Skip to content

nikoshet/spark-cherry-shuffle-service

Repository files navigation

Cherry: A Distributed Task-Aware Shuffle Service for Serverless Analytics

GitHub license

Table of Contents

About

Code for the paper "Cherry: A Distributed Task-Aware Shuffle Service for Serverless Analytics".

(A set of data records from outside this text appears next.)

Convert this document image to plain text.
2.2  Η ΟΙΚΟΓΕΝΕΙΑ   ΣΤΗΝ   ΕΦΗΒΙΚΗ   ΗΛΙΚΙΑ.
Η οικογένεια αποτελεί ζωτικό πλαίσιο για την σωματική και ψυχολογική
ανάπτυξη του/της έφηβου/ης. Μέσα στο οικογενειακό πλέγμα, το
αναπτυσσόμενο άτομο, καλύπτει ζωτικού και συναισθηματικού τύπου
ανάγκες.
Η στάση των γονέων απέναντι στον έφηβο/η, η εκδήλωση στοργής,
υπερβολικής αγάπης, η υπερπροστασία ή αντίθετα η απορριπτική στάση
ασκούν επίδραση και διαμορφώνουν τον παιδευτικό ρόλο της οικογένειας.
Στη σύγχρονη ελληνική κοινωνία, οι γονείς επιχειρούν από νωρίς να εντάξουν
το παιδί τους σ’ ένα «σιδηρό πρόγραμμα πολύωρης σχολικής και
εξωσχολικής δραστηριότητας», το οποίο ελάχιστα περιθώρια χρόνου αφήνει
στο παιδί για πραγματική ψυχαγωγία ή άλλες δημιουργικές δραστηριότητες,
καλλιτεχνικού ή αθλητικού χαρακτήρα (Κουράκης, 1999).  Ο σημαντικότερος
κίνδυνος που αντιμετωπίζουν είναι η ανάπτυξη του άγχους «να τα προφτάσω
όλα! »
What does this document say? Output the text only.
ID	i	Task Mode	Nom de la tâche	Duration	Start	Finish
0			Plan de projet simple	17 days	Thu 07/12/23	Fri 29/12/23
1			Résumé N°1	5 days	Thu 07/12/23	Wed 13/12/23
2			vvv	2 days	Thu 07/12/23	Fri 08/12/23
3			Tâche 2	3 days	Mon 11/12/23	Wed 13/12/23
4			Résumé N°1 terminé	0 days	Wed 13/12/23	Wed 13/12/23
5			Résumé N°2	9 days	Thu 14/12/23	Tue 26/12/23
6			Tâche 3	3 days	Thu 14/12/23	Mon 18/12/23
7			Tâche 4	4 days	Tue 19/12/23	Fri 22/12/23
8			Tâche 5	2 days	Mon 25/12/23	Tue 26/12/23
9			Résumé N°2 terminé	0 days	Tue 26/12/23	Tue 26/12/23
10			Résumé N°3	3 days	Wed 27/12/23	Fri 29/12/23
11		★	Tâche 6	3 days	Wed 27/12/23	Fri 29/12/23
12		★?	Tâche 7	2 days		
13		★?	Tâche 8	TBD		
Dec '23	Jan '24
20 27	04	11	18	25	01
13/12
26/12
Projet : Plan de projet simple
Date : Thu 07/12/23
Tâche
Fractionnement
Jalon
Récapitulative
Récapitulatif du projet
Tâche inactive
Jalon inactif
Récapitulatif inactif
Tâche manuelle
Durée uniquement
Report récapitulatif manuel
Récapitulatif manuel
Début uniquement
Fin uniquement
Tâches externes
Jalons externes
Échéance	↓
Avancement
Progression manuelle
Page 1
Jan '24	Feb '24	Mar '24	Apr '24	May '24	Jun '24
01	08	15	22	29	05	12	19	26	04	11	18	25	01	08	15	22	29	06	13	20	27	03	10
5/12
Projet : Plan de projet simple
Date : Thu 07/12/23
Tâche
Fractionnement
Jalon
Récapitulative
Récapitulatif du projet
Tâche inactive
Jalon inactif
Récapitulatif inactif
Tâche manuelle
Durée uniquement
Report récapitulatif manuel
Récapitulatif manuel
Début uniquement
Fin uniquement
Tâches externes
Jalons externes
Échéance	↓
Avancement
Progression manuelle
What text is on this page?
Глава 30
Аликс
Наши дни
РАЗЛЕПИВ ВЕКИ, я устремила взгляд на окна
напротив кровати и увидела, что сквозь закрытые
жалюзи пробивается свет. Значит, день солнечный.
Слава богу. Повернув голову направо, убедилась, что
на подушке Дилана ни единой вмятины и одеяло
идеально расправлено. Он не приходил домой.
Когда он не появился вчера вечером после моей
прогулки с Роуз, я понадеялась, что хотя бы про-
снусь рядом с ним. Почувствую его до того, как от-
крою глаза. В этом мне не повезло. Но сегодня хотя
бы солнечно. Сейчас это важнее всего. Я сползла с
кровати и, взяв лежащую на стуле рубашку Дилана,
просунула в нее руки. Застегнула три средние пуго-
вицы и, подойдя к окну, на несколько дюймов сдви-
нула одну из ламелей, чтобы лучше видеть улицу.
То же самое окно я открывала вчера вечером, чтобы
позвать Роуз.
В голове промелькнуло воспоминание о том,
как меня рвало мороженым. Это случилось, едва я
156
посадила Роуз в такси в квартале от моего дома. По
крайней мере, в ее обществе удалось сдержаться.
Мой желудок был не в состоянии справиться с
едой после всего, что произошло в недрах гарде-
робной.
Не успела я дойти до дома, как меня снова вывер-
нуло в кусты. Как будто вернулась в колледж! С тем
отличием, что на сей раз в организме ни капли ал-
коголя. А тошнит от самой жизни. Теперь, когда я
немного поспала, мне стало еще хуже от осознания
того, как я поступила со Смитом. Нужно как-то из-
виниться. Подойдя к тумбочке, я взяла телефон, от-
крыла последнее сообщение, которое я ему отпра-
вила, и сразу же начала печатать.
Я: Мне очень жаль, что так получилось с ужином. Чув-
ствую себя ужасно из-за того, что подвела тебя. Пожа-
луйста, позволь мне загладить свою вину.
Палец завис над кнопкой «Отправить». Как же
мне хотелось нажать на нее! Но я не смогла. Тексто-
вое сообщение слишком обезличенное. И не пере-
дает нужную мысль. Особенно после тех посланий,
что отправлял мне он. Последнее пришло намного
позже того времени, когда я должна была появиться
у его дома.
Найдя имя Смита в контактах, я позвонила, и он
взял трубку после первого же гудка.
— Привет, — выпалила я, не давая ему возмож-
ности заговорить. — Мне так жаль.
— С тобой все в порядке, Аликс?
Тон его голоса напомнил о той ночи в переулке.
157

While there has been a lot of effort in recent years in optimising Big Data systems like Apache Spark and Hadoop, the all-to-all transfer of data between a MapReduce computation step, i.e., the shuffle data mechanism between cluster nodes remains always a serious bottleneck. In this work, we present Cherry, an open-source distributed task-aware Caching sHuffle sErvice for seRveRless analYtics. Our thorough experiments on a cloud testbed using realistic and synthetic workloads showcase that Cherry can achieve an almost 23% to 39% reduction in completion of the reduce stage with small shuffle block sizes, a 10% reduction in execution time on real workloads, while it can efficiently handle Spark execution failures with a constant task time re-computation overhead compared to existing approaches.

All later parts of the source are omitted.